Essa tensão se torna mais clara quando se observa a evolução comparada da jurisprudência norte-americana e brasileira. Nos Estados Unidos, a discussão sobre os limites à liberdade de expressão desenvolveu-se à luz da 1ª emenda, cujo teor permanece desde 1791:
"Congress shall make no law respecting an establishment of religion, or prohibiting the free exercise thereof; or abridging the freedom of speech, or of the press; or the right of the people peaceably to assemble, and to petition the Government for a redress of grievances.i"
A interpretação desse dispositivo levou ao desenvolvimento progressivo de testes de limitação do discurso que variaram na linha do tempo. A partir de Schenck v. United States (1919), adotou-se o modelo do clear and present danger; posteriormente, em Dennis v. United States (1951), admitiu-se a restrição diante de risco político substancial; até que, em Brandenburg v. Ohio (1969), consolidou-se o parâmetro hoje reconhecido: somente é juridicamente reprovável o discurso que (i) incita ação ilícita, (ii) com intenção de produzi-la e (iii) com probabilidade concreta e iminente de ocorrência. O critério protege até discursos de ódio quando destituídos de risco imediato.
No Brasil, o STF dialoga com esse padrão, mas não o reproduz integralmente. A Corte reconhece a relevância de Brandenburg, porém considera que a exigência de iminência concreta pode ser insuficiente em sociedades marcadas por vulnerabilidades estruturais e formas difusas de violência. No julgamento da AP 1.044, o Tribunal registrou:
". a interpretação predominante na jurisprudência da Suprema Corte dos Estados Unidos . por vezes não oferece ferramentas adequadas para regular discursos de ódio ou antidemocráticos, tal como se observa dos precedentes estabelecidos no caso Brandenburg vs. Ohio, nos quais se declarou a constitucionalidade de manifestações de ódio contra negros e judeus ." (AP 1.044, Rel. Min. Alexandre de Moraes, Plenário, 20/04/2022)
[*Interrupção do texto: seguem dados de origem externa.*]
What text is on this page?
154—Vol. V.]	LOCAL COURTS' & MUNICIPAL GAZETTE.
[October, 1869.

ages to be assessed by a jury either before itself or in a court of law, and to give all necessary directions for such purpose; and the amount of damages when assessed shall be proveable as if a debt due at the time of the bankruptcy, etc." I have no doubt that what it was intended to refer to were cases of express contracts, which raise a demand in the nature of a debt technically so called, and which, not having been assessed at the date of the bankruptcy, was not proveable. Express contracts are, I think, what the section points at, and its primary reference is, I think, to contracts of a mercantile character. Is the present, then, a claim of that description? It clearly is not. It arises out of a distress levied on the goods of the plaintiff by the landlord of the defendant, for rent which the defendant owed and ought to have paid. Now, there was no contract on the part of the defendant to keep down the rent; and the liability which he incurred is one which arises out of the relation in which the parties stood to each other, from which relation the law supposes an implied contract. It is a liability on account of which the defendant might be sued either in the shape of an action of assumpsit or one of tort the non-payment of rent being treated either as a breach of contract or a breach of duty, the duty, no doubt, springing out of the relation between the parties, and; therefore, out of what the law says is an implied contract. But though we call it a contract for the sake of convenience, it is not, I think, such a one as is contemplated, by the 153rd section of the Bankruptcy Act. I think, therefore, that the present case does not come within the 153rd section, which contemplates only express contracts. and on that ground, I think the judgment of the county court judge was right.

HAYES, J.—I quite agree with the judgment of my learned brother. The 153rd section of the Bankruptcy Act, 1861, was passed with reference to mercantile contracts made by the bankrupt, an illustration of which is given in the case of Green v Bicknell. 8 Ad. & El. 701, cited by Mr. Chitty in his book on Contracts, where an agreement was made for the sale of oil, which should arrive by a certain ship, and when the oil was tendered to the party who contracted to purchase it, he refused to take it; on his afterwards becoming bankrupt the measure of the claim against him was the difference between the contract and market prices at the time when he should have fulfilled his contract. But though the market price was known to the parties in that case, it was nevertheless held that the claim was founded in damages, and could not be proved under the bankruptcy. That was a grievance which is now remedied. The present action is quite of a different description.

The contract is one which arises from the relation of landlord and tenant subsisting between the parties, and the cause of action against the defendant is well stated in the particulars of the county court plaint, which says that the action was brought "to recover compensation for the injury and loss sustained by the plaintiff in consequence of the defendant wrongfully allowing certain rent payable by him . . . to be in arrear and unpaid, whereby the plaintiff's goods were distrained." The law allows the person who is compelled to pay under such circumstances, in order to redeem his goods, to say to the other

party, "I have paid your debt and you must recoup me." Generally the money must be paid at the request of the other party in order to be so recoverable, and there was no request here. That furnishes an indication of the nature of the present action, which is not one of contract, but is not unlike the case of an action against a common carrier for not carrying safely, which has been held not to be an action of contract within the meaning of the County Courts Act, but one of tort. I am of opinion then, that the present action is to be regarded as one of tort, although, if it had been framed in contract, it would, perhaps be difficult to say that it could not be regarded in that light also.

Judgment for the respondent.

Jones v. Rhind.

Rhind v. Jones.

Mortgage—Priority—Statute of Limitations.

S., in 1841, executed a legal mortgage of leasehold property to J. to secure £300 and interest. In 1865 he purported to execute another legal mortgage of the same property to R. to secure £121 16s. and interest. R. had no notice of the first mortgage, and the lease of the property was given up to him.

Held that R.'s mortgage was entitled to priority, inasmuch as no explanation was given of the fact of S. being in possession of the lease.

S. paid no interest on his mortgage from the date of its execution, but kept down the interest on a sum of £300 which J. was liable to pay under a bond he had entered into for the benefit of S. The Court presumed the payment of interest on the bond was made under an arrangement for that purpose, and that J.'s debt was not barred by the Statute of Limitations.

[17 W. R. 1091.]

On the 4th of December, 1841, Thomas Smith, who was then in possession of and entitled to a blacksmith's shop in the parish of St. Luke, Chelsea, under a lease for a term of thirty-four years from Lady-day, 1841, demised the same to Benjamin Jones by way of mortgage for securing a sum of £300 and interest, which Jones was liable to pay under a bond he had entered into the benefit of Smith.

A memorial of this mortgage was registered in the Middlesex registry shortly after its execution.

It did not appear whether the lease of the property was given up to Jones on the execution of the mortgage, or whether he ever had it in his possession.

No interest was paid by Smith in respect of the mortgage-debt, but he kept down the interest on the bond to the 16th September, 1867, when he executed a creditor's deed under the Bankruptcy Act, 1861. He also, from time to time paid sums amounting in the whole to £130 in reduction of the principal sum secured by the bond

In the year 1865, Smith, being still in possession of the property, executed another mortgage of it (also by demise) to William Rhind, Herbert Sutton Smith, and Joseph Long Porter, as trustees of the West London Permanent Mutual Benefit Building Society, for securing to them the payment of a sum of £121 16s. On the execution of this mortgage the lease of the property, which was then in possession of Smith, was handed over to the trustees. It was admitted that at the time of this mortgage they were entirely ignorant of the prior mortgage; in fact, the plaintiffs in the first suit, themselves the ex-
Assim, embora admita o clear and present danger como referência, o STF flexibiliza o elemento da iminência a fim de acomodar realidades em que a exclusão se manifesta não como ameaça instantânea, mas como continuidade de um processo histórico de violência simbólica ou institucional. Tal deslocamento expande o espaço de repressão do discurso, e com isso aumenta a responsabilidade metodológica do julgador.
Daí a importância de incorporar à hermenêutica protetiva um filtro epistêmico de subsunção. O Direito não pode sancionar manifestações com base exclusivamente na indignação moral diante de determinadas opiniões. É indispensável demonstrar como o ato comunicativo opera, no caso concreto, como vetor causal de lesão ou perigo jurídico. Quando essa etapa é suprimida, retorna-se ao risco anteriormente assinalado, isto é, a reprovação jurídica converte-se em censura moral.
Decisões recentes do STF sinalizam essa necessidade de concretização. No julgamento que analisou a pregação religiosa como potencial instrumento de hostilidade, a Suprema Corte afirmou:
"Irrecusável, contudo, que o direito de dissentir . deslegitima-se quando a sua exteriorização atingir, lesionando-os, valores e bens jurídicos postos sob a imediata tutela da ordem constitucional, como sucede com o direito de terceiros à incolumidade de seu patrimônio moral.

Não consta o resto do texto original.